1. SSH into the DirectAdmin server hosting the domain you have created already and have enabled Frontpage support.

2. Manually setup Frontpage extentions for the web site with the OWSADM tool. Refer to this link to thread 2119 on how to do that.

http://www.directadmin.com/forum/showthread.php?t=2119

Running the OWSADM.EXE utility gets the needed <VirtualHost nnn.nnn.nnn.nnn:443> and all the other SSL info added to the domain's httpd.conf file. Running this in and of itself does not fix SSL errors, yet I believe FrontPage does need this additional information (although this is my educated guess).

3. Go to the domain you are working on to edit the httpd.conf file.
CD /usr/local/directadmin/data/users/<domain name>

The httpd.conf file is then edited so that the info under VirtualHost for the :443 that points to the private_html directory is changed to the public_html directory. There are 2 lines that you will find that show private_html in the directory path and change them to public_html. Save and exit the text editor you used (I used JOE, crude but it works).

4. Make sure there IS NOT a symbolic link file in the domain directory for private_html that points to the public_html directory. Apparently FrontPage doesn't like symbolic links. If you have a symbolic link for the private_html pointing to the public_html folder then delete it.

5. Frontpage has it's own directory in the /usr/local folder (/usr/local/frontpage). In that directory are domain name configuration files for each website that is using Frontpage extensions. In this directory, when Frontpage is enabled in DirectAdmin there is a config file created that has a <domain name>:80.cnf file name format with permissions set to the user for that domain. There is also a we80.cnf file. As suggested by a previous post copy the we80.cnf file to make a we443.cnf file and copy the <domain name>:80.cnf file to make a <domain name>:443.cnf file. Use the -p option for the CP (Linux copy command) to preserve user permissions.

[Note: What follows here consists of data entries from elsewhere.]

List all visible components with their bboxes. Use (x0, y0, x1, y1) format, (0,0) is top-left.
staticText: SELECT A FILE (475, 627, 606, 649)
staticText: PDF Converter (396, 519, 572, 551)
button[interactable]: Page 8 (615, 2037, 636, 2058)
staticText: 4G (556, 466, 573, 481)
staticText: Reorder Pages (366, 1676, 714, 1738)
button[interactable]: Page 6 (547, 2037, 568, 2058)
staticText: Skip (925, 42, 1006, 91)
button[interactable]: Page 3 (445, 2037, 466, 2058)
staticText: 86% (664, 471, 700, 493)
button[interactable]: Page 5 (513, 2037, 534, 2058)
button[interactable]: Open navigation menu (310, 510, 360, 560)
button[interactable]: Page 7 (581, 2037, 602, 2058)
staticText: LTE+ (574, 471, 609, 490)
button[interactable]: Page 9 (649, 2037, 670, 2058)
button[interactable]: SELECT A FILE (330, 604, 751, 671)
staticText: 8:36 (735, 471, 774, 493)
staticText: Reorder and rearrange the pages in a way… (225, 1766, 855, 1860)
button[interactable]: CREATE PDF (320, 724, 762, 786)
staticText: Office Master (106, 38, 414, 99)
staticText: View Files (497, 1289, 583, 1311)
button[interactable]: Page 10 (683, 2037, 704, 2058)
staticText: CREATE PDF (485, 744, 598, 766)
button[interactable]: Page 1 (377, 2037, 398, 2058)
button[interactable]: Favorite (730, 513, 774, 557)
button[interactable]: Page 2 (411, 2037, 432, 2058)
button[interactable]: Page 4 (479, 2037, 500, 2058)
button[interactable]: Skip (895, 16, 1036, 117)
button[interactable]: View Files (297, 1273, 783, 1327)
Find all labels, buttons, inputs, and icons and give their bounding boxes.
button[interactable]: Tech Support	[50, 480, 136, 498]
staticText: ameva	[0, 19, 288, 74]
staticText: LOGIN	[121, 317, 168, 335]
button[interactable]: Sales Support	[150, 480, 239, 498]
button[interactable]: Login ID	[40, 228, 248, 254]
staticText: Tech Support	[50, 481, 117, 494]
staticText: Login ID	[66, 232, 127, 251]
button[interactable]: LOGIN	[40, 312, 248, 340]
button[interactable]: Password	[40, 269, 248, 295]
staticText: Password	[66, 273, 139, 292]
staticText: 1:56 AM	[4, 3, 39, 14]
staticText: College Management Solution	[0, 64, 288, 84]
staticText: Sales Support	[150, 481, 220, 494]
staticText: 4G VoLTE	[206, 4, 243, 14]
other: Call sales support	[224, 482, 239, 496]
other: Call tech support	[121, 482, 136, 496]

6. I found a hidden problem, any changes made using the DirectAdmin control panel for the domain that has FrontPage enabled causes the httpd.conf file for that domain to be re-written thus losing the manual changes and the Virtual Host :443 SSL directories are pointing back to the private_html directory and not the public_html directory that it needs to point to. To keep this from happening here is the answer from DirectAdmin support:

--------------------------------------------------
Hello,

To make it (the manual httpd.conf edits) permanent, use:

Admin Level -> Custom httpd config -> domain.com

insert:

|*if !SUB|
|?DOCROOT=`HOME`/domains/`DOMAIN`/public_html|
|*endif|

which says, if this isn't a subdomain (must be the domain) then use the public_html for everything. It will be redundant for http, which is fine, but it will give you want you want for https.

To update DA:

Admin Level -> Licenses/updates -> Update DirectAdmin

fairly straightforward ;)

Thank you,

John
--------------------------------------------------

There was no way to know how to keep DA from rewriting the httpd.conf file every time a change was made so I thank John very much for his research into this. Without this piece of code it would mean manually editing the httpd.conf file every time a change was made in DA (that would be an extreme pain for me since I have many FrontPage programmers using DA and would be constantly taking phone calls about web site SSL page errors).

Anyway, I hope this information is helpful to anyone supporting Frontpage with SSL forms and such.
 
Last edited:
Thanks for this, has been a huge issue for me before i found it!